Par ailleurs, le XVIIe siècle français est aussi celui de la mise en place des Académies – dont l’Académie des sciences en 1699. Michel Sarrazin y sera nommé naturaliste et, en tant que tel, il sera un correspondant à l’Académie des sciences et botaniste pour le Jardin du roi, deux activités liées en quelque sorte à la pratique médicale. En 1706, il sera nommé par le gouverneur au Conseil supérieur, la plus haute cour de justice de la colonie.

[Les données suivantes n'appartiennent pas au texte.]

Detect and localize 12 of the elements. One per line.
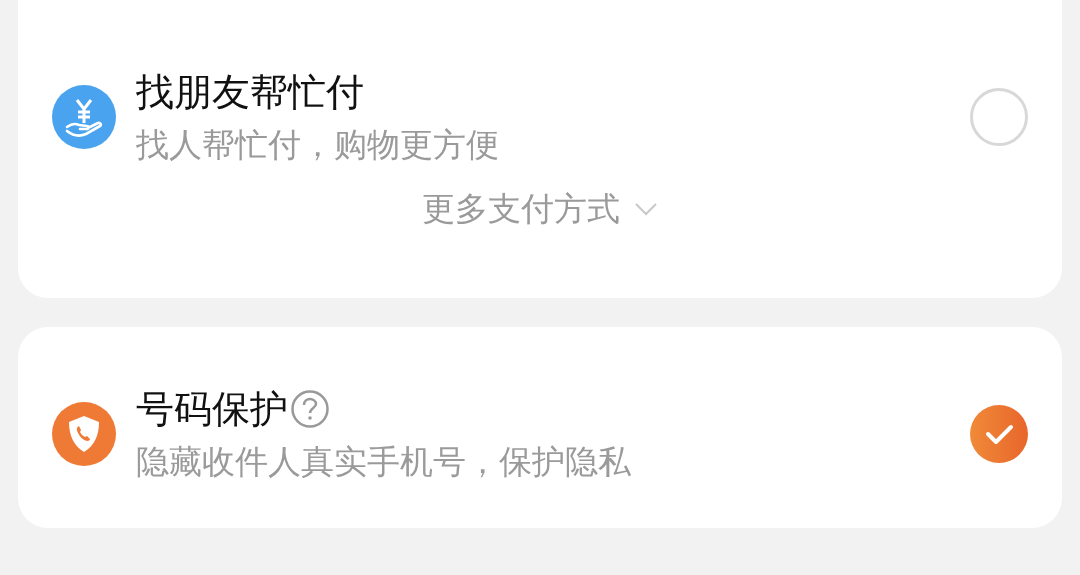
checkbox[interactable] bbox=[970, 405, 1028, 463]
chevron-down-icon bbox=[634, 202, 658, 216]
option-title: 找朋友帮忙付 bbox=[136, 69, 365, 116]
option-title: 号码保护 bbox=[136, 386, 288, 433]
option-subtitle: 隐藏收件人真实手机号，保护隐私 bbox=[136, 441, 632, 483]
option-subtitle: 找人帮忙付，购物更方便 bbox=[136, 124, 500, 166]
more-payment-button[interactable]: 更多支付方式 bbox=[422, 179, 658, 239]
hand-coin-icon bbox=[52, 85, 116, 149]
radio-button[interactable] bbox=[970, 88, 1028, 146]
check-icon bbox=[984, 423, 1014, 445]
help-icon[interactable] bbox=[290, 389, 330, 429]
shield-phone-icon bbox=[52, 402, 116, 466]
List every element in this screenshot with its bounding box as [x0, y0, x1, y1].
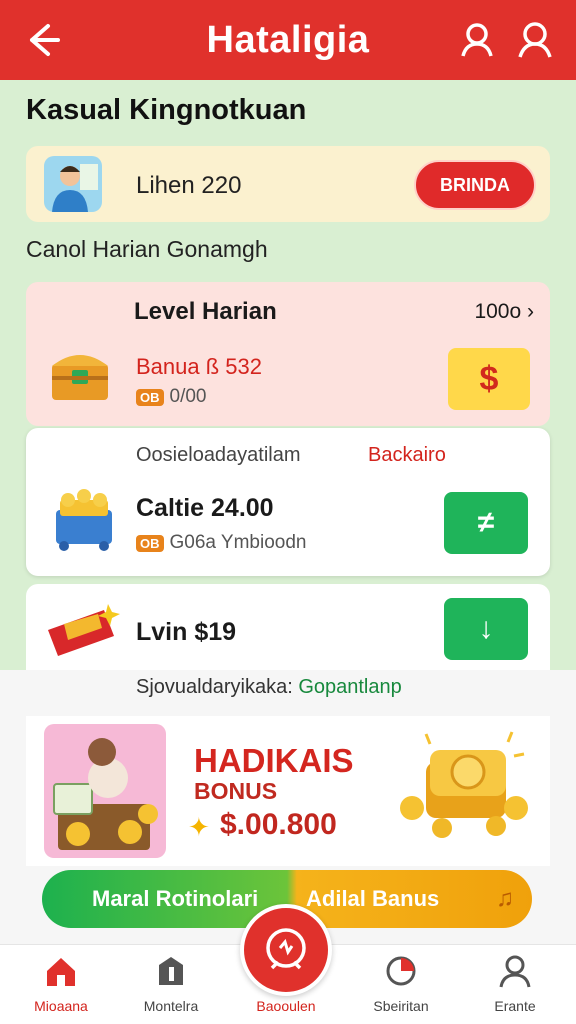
left-action-label[interactable]: Maral Rotinolari	[92, 886, 258, 912]
level-bonus-text: Banua ß 532	[136, 354, 262, 379]
reward-title: Caltie 24.00	[136, 494, 274, 522]
reward-sub: OB G06a Ymbioodn	[136, 532, 306, 554]
bonus-amount: $.00.800	[220, 808, 337, 841]
level-title: Level Harian	[134, 298, 277, 325]
tag-badge: OB	[136, 534, 164, 552]
level-value[interactable]: 100o ›	[474, 300, 534, 324]
tag-badge: OB	[136, 388, 164, 406]
reward-action-button[interactable]: ≠	[444, 492, 528, 554]
nav-item-profile[interactable]: Erante	[460, 953, 570, 1014]
nav-item-store[interactable]: Montelra	[116, 953, 226, 1014]
level-sub: OB 0/00	[136, 386, 206, 408]
claim-button[interactable]: BRINDA	[414, 160, 536, 210]
center-action-button[interactable]	[240, 904, 332, 996]
spin-wheel-icon	[386, 956, 416, 986]
nav-item-spin[interactable]: Sbeiritan	[346, 953, 456, 1014]
dollar-button[interactable]: $	[448, 348, 530, 410]
right-action-label[interactable]: Adilal Banus	[306, 886, 439, 912]
top-app-bar: Hataligia	[0, 0, 576, 80]
gift-ribbon-icon	[48, 604, 120, 656]
win-title: Lvin $19	[136, 618, 237, 646]
bonus-subtitle: BONUS	[194, 778, 278, 804]
user-card: Lihen 220 BRINDA	[26, 146, 550, 222]
person-icon	[499, 955, 531, 988]
alarm-icon	[266, 928, 306, 970]
home-icon	[47, 958, 75, 986]
bonus-title: HADIKAIS	[194, 742, 354, 779]
music-note-icon: ♫	[496, 885, 514, 912]
back-arrow-icon[interactable]	[22, 20, 62, 60]
subsection-title: Canol Harian Gonamgh	[26, 236, 268, 262]
nav-item-home[interactable]: Mioaana	[6, 953, 116, 1014]
win-card[interactable]: Lvin $19 ↓	[26, 584, 550, 674]
center-action-label: Baooulen	[256, 998, 316, 1014]
coins-stack-icon	[400, 731, 528, 838]
promo-text: Sjovualdaryikaka: Gopantlanp	[136, 676, 402, 698]
user-icon[interactable]	[458, 20, 496, 60]
avatar	[44, 156, 102, 212]
treasure-chest-icon	[52, 355, 108, 400]
user-level-text: Lihen 220	[136, 172, 242, 199]
reward-card[interactable]: Oosieloadayatilam Backairo Caltie 24.00 …	[26, 428, 550, 576]
reward-link[interactable]: Backairo	[368, 444, 446, 467]
download-button[interactable]: ↓	[444, 598, 528, 660]
section-title: Kasual Kingnotkuan	[26, 94, 307, 126]
sparkle-icon: ✦	[188, 812, 210, 842]
chevron-right-icon: ›	[527, 300, 534, 323]
store-icon	[159, 957, 183, 985]
bonus-image	[44, 724, 166, 858]
coin-chest-icon	[56, 489, 112, 551]
reward-header: Oosieloadayatilam	[136, 444, 301, 466]
daily-level-card[interactable]: Level Harian 100o › Banua ß 532 OB 0/00 $	[26, 282, 550, 426]
profile-icon[interactable]	[516, 20, 554, 60]
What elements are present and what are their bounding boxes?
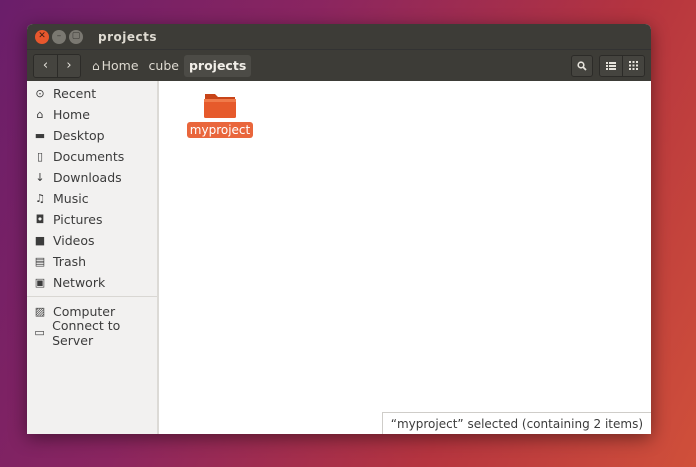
document-icon: ▯	[36, 150, 44, 163]
sidebar-item-connect-to-server[interactable]: ▭ Connect to Server	[27, 318, 158, 348]
sidebar-item-label: Home	[53, 107, 90, 122]
sidebar-item-label: Downloads	[53, 170, 122, 185]
view-toggle	[599, 54, 645, 77]
breadcrumb-label: Home	[101, 58, 139, 73]
grid-view-button[interactable]	[622, 55, 644, 76]
computer-icon: ▨	[34, 305, 46, 318]
sidebar-item-pictures[interactable]: ◘ Pictures	[27, 209, 158, 230]
sidebar-item-documents[interactable]: ▯ Documents	[27, 146, 158, 167]
sidebar-item-label: Documents	[53, 149, 125, 164]
minimize-icon: –	[56, 31, 62, 41]
maximize-button[interactable]: ▢	[69, 29, 83, 44]
close-button[interactable]: ✕	[35, 29, 49, 44]
maximize-icon: ▢	[71, 31, 81, 41]
status-text: “myproject” selected (containing 2 items…	[390, 416, 643, 431]
download-icon: ↓	[35, 171, 45, 184]
sidebar-item-desktop[interactable]: ▬ Desktop	[27, 125, 158, 146]
home-icon: ⌂	[36, 108, 44, 121]
list-icon	[606, 61, 616, 70]
folder-item[interactable]: myproject	[186, 91, 254, 138]
sidebar-item-home[interactable]: ⌂ Home	[27, 104, 158, 125]
breadcrumb-home[interactable]: ⌂ Home	[87, 55, 144, 77]
trash-icon: ▤	[34, 255, 46, 268]
sidebar-item-label: Trash	[53, 254, 87, 269]
home-icon: ⌂	[92, 58, 100, 73]
chevron-left-icon: ‹	[42, 58, 49, 73]
window-title: projects	[98, 29, 157, 44]
sidebar-item-label: Connect to Server	[52, 317, 121, 348]
file-view[interactable]: myproject “myproject” selected (containi…	[159, 81, 651, 434]
folder-icon	[204, 94, 236, 118]
camera-icon: ◘	[35, 213, 45, 226]
breadcrumb-label: projects	[188, 58, 247, 73]
search-icon	[577, 60, 587, 71]
server-icon: ▭	[34, 326, 45, 339]
sidebar-item-label: Videos	[53, 233, 95, 248]
clock-icon: ⊙	[35, 87, 45, 100]
folder-icon: ▬	[34, 129, 46, 142]
breadcrumb-projects[interactable]: projects	[183, 54, 252, 77]
back-button[interactable]: ‹	[34, 54, 57, 77]
toolbar: ‹ › ⌂ Home cube projects	[27, 49, 651, 81]
sidebar-item-label: Desktop	[53, 128, 105, 143]
sidebar-item-label: Network	[53, 275, 106, 290]
network-icon: ▣	[34, 276, 46, 289]
title-bar[interactable]: ✕ – ▢ projects	[27, 24, 651, 49]
grid-icon	[629, 61, 638, 70]
file-manager-window: ✕ – ▢ projects ‹ › ⌂ Home cube projects	[27, 24, 651, 434]
breadcrumb: ⌂ Home cube projects	[87, 54, 252, 77]
sidebar-item-label: Recent	[53, 86, 97, 101]
sidebar-item-videos[interactable]: ■ Videos	[27, 230, 158, 251]
video-icon: ■	[34, 234, 46, 247]
search-button[interactable]	[571, 54, 593, 77]
folder-name: myproject	[186, 122, 254, 138]
breadcrumb-label: cube	[148, 58, 179, 73]
sidebar-item-label: Music	[53, 191, 89, 206]
main-area: ⊙ Recent ⌂ Home ▬ Desktop ▯ Documents ↓ …	[27, 81, 651, 434]
sidebar-item-network[interactable]: ▣ Network	[27, 272, 158, 293]
close-icon: ✕	[38, 31, 46, 41]
status-bar: “myproject” selected (containing 2 items…	[381, 412, 651, 434]
list-view-button[interactable]	[600, 55, 622, 76]
minimize-button[interactable]: –	[52, 29, 66, 44]
sidebar-item-downloads[interactable]: ↓ Downloads	[27, 167, 158, 188]
sidebar-item-recent[interactable]: ⊙ Recent	[27, 83, 158, 104]
history-nav: ‹ ›	[33, 53, 81, 78]
sidebar: ⊙ Recent ⌂ Home ▬ Desktop ▯ Documents ↓ …	[27, 81, 159, 434]
breadcrumb-cube[interactable]: cube	[144, 55, 184, 77]
sidebar-item-label: Pictures	[53, 212, 103, 227]
sidebar-item-trash[interactable]: ▤ Trash	[27, 251, 158, 272]
sidebar-item-music[interactable]: ♫ Music	[27, 188, 158, 209]
sidebar-separator	[27, 296, 158, 297]
chevron-right-icon: ›	[66, 58, 72, 73]
music-icon: ♫	[35, 192, 45, 205]
forward-button[interactable]: ›	[57, 54, 80, 77]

En somme, Michel Sarrazin fait partie des gens du monde. Si la base de son réseau social est liée à sa profession, il côtoie « l’élite de la colonie dont il adopte leur style de vie [et] tire une bonne part de ses revenus de l’État » (p. 96). En 1712, il épousera Marie-Anne Hazeur, fille d’un riche marchand de la ville décédé quelques années auparavant ; elle a 20 ans et lui, plus de 50. Parmi les invités on note la présence de Claude de Ramezay, de Philippe de Rigaud de Vaudreuil et de Charles Le Moyne de Longueuil ! Ils auront sept enfants, mais seulement deux vivront plus de vingt ans.

Ce petit ouvrage est agréable à lire, et ce, malgré les nombreuses redondances et les illustrations qui, au total, occupent plusieurs pages et ne sont pas toujours pertinentes. Pour ceux que l’histoire de la médecine intéresse, la bibliographie s’avère un précieux outil.